A slowdown in trade will be felt across the state, from Silicon Valley’s tech giants and Central California farmers to Southern California’s aerospace companies, traders and port workers. The LAEDC is predicting a decrease in growth in nonfarm employment in California from 3.8% in 2000 to 2.1% this year, in part due to the bleaker trade picture.
But the northern half of the state will bear a much greater share of the pain because of its dependence on the technology firms that have been hardest hit by cutbacks in business spending and the stock market slump, said Edward Leamer, director of the UCLA Anderson Business Forecast.
“Northern California is in the midst of a significant slowdown, in fact a recession, but I don’t expect Southern California to be affected as much by the external turbulence.”
Leamer pointed out that the domestic impacts of the U.S. slowdown have been muted somewhat because employment cutbacks by multinationals are being spread across a global manufacturing network.
But he expects California firms to start feeling the pinch in the coming months as their hardest-hit trading partners, particularly in technology-dependent Asia, cut back more sharply on purchases of U.S. goods. That trend will be further exacerbated by the strength of the dollar, which makes U.S. products more expensive overseas.
“There is going to be more global slowing,” he said. “The locomotive has been the U.S. and we’re not the locomotive anymore.”

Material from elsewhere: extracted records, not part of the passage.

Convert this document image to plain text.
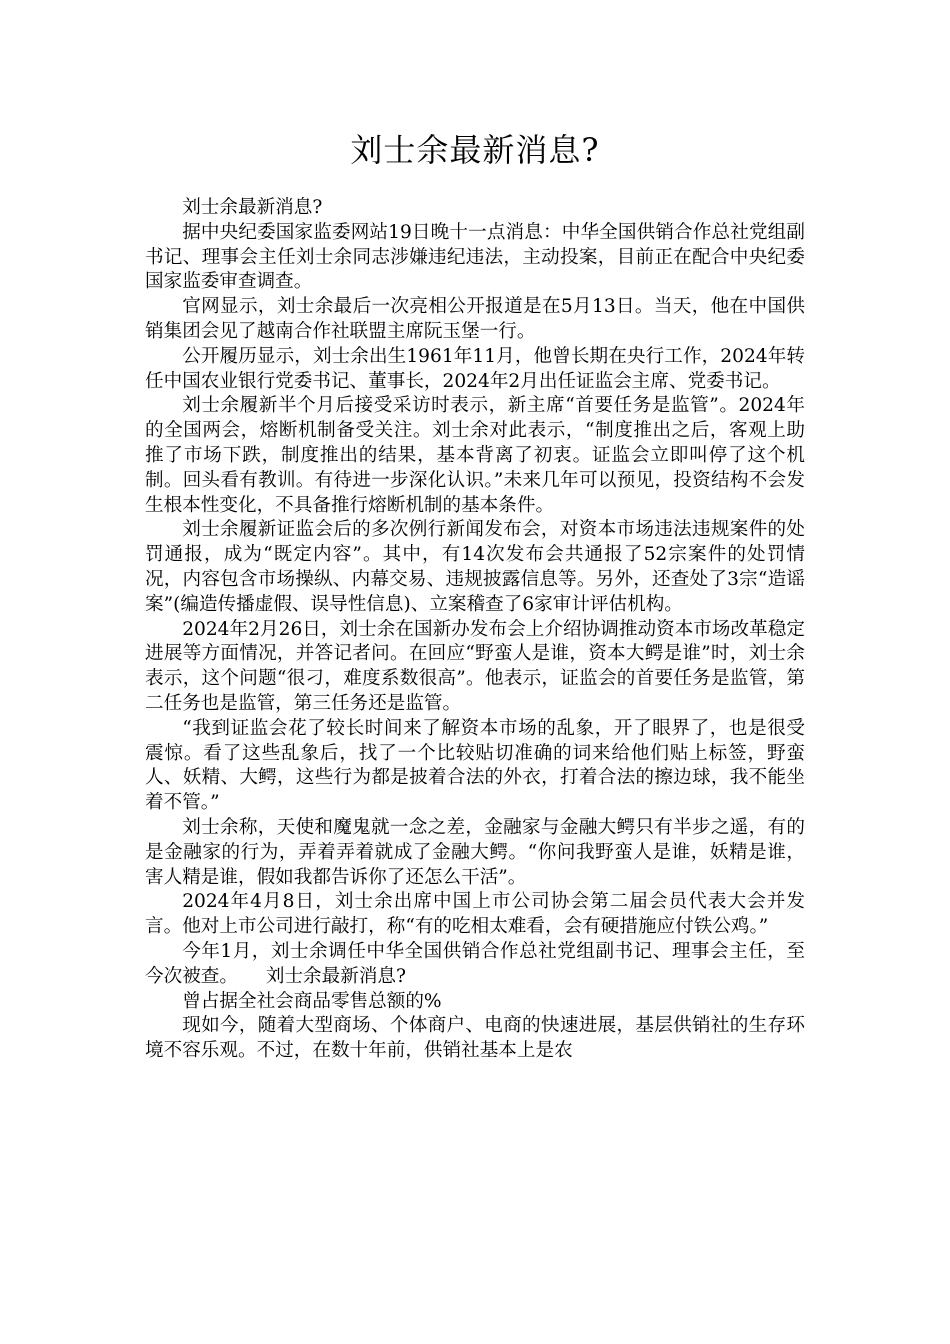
刘士余最新消息?

刘士余最新消息?

据中央纪委国家监委网站19日晚十一点消息：中华全国供销合作总社党组副书记、理事会主任刘士余同志涉嫌违纪违法，主动投案，目前正在配合中央纪委国家监委审查调查。

官网显示，刘士余最后一次亮相公开报道是在5月13日。当天，他在中国供销集团会见了越南合作社联盟主席阮玉堡一行。

公开履历显示，刘士余出生1961年11月，他曾长期在央行工作，2024年转任中国农业银行党委书记、董事长，2024年2月出任证监会主席、党委书记。

刘士余履新半个月后接受采访时表示，新主席“首要任务是监管”。2024年的全国两会，熔断机制备受关注。刘士余对此表示，“制度推出之后，客观上助推了市场下跌，制度推出的结果，基本背离了初衷。证监会立即叫停了这个机制。回头看有教训。有待进一步深化认识。”未来几年可以预见，投资结构不会发生根本性变化，不具备推行熔断机制的基本条件。

刘士余履新证监会后的多次例行新闻发布会，对资本市场违法违规案件的处罚通报，成为“既定内容”。其中，有14次发布会共通报了52宗案件的处罚情况，内容包含市场操纵、内幕交易、违规披露信息等。另外，还查处了3宗“造谣案”(编造传播虚假、误导性信息)、立案稽查了6家审计评估机构。

2024年2月26日，刘士余在国新办发布会上介绍协调推动资本市场改革稳定进展等方面情况，并答记者问。在回应“野蛮人是谁，资本大鳄是谁”时，刘士余表示，这个问题“很刁，难度系数很高”。他表示，证监会的首要任务是监管，第二任务也是监管，第三任务还是监管。

“我到证监会花了较长时间来了解资本市场的乱象，开了眼界了，也是很受震惊。看了这些乱象后，找了一个比较贴切准确的词来给他们贴上标签，野蛮人、妖精、大鳄，这些行为都是披着合法的外衣，打着合法的擦边球，我不能坐着不管。”

刘士余称，天使和魔鬼就一念之差，金融家与金融大鳄只有半步之遥，有的是金融家的行为，弄着弄着就成了金融大鳄。“你问我野蛮人是谁，妖精是谁，害人精是谁，假如我都告诉你了还怎么干活”。

2024年4月8日，刘士余出席中国上市公司协会第二届会员代表大会并发言。他对上市公司进行敲打，称“有的吃相太难看，会有硬措施应付铁公鸡。”

今年1月，刘士余调任中华全国供销合作总社党组副书记、理事会主任，至今次被查。　　刘士余最新消息?

曾占据全社会商品零售总额的%

现如今，随着大型商场、个体商户、电商的快速进展，基层供销社的生存环境不容乐观。不过，在数十年前，供销社基本上是农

In spite of worsening economic performance last year, Japan retained its position as Southern California’s leading trading partner with $51.9 billion in two-way trade. But thanks to strong exports China came in second at $43.5 billion in trade, followed by South Korea ($19.2 billion), Taiwan ($18 billion) and Malaysia ($11.3 billion). However, those customs district numbers underestimate the impact of trade with Mexico and Canada because it doesn’t capture products that move directly across the border.
Other federal data, which more accurately tracks export flows, show that Mexico was the state’s leading export destination last year followed by Japan, Canada and South Korea, according to the LAEDC report.
China’s move up the trading ladder illustrates the vulnerability of California companies in the fallout from escalating tensions in the U.S.-China relationship, such as the recent spy plane incident. Critics in Congress have vowed to fight China’s pending membership in the Geneva-based World Trade Organization. Membership in the WTO will force China to adhere to global trade rules and open its markets more widely to imports.
“China is very, very important to us for a whole variety of reasons,” said the LAEDC’s Kyser. “When they get mad at the U.S. who do they punish? They punish Boeing. And Boeing is our largest employer in Southern California.”
Southern California companies have a lot to gain from greater access to China. High tariffs, red tape and other barriers have limited U.S. exports to China, contributing to a 25.8% increase last year in this region’s trade deficit with that Asian country. China shipped $38.7 billion through Southern California last year but only $4.8 billion worth of goods went the other direction.